Everyone wore masks (removing them to sip wine) and checked for vaccinations. There were speeches from the people who opened the room and from special guest Jean Victor Nkolo, of Cameroonian origin, spokesperson for the presidency of the 64th session of the United Nations General Assembly. Nkolo spoke with gratitude about the legacy of great black musicians and their connection to Africa. Buchman and Nkola joined forces in 2009 to create two major concerts in the United Nations General Assembly Hall: one commemorating the abolition of the transatlantic slave trade and the other honoring United Nations peacekeepers. on United Nations Day. These interesting details about the presenters made the evening even more meaningful.

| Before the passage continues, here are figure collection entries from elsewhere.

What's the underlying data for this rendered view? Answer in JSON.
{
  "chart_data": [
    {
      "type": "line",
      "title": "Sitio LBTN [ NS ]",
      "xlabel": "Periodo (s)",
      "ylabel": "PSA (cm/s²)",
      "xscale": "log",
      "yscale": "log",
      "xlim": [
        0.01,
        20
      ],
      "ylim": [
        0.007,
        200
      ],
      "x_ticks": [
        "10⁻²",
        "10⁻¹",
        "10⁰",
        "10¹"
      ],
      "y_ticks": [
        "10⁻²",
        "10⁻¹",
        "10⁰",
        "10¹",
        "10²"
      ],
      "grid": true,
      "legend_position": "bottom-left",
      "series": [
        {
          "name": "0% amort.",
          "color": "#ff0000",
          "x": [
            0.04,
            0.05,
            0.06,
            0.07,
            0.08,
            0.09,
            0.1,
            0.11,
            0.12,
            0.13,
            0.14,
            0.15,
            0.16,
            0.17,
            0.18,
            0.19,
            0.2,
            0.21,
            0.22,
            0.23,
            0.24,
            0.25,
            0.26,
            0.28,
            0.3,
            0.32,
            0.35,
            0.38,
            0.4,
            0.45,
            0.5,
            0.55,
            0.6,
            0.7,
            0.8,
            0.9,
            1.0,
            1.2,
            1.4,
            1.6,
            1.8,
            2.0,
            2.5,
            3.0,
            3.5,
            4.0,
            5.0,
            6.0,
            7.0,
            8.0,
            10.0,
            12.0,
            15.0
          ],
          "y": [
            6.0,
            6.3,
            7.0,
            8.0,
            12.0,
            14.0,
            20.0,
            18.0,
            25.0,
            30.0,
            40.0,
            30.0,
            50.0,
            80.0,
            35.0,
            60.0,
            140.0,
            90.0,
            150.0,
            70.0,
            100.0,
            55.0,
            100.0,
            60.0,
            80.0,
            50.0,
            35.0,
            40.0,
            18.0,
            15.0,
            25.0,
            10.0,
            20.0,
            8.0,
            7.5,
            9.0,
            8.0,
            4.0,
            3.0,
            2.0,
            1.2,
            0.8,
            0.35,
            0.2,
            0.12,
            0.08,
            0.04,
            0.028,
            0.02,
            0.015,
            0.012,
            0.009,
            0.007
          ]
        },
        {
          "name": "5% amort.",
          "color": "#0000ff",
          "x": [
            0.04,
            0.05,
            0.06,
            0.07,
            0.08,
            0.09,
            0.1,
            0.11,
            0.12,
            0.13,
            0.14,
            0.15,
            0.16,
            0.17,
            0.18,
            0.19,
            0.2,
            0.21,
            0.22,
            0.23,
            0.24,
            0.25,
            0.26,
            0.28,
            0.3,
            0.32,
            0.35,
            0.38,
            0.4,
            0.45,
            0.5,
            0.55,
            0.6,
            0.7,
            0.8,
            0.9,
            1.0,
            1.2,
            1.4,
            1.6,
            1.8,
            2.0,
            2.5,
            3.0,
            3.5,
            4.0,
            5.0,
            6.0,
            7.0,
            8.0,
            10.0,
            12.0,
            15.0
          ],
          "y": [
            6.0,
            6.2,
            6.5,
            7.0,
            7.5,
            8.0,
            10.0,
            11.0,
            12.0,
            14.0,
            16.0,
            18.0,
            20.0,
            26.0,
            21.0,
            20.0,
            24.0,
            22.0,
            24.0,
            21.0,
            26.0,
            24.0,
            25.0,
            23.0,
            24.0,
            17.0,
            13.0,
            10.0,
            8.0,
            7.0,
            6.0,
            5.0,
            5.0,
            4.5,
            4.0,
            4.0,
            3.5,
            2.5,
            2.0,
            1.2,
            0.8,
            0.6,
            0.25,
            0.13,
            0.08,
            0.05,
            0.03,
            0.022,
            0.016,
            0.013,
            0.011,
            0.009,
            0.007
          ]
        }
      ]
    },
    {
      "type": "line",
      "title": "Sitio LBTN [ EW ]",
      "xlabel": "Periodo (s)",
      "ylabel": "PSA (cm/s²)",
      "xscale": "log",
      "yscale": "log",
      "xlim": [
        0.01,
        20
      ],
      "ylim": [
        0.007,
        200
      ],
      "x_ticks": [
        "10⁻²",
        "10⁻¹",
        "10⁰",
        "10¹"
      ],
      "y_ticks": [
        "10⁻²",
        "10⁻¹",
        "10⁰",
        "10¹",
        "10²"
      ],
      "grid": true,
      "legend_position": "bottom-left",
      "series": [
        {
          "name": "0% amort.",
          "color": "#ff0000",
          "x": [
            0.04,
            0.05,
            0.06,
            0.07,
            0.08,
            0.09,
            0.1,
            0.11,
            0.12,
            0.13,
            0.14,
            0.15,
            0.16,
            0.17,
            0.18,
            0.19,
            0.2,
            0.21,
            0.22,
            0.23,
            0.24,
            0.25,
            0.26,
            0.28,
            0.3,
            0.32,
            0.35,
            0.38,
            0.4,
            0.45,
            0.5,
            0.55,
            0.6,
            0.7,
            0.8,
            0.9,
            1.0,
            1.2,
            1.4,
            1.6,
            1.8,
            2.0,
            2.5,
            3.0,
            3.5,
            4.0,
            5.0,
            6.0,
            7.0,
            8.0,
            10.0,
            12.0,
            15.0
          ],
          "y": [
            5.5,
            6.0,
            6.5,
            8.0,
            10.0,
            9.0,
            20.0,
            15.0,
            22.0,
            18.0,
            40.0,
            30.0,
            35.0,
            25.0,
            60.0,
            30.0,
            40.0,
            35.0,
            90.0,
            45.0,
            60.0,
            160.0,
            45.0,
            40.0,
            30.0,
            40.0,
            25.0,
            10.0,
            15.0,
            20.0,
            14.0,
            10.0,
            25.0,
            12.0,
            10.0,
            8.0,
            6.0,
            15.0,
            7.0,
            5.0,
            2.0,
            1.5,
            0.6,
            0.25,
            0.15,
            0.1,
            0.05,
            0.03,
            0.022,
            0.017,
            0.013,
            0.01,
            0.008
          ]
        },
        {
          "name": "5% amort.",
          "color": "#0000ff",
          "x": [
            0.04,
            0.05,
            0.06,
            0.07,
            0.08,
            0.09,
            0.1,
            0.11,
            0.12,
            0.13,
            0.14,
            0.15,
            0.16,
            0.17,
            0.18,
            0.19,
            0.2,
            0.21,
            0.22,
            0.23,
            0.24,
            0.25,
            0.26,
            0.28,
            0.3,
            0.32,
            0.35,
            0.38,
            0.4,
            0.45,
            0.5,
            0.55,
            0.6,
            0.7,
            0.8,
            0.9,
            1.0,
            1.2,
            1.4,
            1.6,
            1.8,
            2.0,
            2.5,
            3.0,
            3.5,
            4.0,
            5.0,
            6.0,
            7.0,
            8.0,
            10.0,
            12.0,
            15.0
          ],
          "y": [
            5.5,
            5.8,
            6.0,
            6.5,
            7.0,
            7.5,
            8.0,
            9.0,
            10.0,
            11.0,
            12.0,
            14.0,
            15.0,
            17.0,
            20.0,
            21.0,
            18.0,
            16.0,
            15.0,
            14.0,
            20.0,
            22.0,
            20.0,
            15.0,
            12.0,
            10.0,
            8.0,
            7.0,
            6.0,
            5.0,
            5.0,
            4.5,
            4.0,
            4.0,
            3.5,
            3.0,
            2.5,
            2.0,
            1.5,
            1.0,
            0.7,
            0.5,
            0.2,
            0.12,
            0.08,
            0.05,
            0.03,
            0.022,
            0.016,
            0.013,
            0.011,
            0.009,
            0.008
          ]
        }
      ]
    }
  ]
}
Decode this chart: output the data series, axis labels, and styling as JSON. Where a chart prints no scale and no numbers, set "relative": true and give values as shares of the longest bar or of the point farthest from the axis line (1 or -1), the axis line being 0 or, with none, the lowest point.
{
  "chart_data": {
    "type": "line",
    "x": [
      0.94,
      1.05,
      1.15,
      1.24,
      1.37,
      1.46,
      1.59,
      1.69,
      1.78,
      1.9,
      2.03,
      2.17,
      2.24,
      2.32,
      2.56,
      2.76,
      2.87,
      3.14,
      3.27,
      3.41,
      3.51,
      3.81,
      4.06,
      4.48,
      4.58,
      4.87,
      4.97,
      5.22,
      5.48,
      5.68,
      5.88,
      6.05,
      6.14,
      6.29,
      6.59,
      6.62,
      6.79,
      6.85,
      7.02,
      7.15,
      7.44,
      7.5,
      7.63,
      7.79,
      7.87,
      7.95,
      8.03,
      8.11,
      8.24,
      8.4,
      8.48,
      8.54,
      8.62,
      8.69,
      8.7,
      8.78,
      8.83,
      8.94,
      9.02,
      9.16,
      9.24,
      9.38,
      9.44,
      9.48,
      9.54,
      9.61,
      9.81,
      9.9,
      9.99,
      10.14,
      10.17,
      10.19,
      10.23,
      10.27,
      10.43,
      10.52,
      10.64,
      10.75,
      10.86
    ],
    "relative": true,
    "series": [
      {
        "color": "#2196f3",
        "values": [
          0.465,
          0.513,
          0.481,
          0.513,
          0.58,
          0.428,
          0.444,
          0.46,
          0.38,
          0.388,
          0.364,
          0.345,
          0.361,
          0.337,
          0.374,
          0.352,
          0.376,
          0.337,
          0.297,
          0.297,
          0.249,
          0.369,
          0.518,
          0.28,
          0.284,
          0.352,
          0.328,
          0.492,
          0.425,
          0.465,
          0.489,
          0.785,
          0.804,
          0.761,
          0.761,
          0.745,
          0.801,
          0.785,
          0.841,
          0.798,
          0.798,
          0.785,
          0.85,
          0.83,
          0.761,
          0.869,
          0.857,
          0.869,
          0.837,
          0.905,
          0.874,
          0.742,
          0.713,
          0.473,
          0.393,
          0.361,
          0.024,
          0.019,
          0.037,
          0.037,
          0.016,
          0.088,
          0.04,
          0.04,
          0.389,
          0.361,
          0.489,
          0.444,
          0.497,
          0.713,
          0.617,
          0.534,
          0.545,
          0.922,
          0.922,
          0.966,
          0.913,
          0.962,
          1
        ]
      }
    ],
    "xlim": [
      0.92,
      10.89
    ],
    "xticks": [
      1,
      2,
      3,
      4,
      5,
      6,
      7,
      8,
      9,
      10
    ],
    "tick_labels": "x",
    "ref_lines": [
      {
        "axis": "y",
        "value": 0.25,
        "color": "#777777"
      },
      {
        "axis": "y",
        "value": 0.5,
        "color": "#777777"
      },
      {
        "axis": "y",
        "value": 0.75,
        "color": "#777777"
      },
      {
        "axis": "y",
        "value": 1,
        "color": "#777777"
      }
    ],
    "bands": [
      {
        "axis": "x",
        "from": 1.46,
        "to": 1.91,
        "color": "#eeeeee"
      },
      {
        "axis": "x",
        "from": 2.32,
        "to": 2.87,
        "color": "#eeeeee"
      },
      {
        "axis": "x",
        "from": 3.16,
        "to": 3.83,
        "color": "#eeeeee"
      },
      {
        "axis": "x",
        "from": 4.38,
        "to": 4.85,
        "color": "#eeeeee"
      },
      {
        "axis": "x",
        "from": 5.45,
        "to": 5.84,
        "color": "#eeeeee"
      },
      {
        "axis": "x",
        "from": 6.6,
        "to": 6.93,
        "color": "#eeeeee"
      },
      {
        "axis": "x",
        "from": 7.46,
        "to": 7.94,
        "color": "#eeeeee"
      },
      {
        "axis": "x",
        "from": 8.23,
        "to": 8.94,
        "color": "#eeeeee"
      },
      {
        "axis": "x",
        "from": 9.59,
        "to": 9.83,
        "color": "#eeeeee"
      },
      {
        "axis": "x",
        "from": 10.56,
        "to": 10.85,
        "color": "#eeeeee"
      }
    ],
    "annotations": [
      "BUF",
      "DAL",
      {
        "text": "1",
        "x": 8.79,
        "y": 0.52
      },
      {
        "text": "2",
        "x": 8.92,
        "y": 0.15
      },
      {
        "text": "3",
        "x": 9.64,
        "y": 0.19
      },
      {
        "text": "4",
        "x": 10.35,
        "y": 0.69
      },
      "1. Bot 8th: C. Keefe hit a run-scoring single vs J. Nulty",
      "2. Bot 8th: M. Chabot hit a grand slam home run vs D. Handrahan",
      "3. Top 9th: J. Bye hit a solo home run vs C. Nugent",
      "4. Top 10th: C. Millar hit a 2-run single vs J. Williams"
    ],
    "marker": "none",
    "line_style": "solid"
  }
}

Hannah Reimann is a professional musician, author and educator who has made films as an actress and director. She has concertized her multi-genre shows as a pianist, singer and songwriter internationally, including an Off-Broadway series of Both Sides Now: The Music of Joni Mitchell. She will release an EP of original songs in 2022. Creator of the International Stretto Piano Festival in 2021.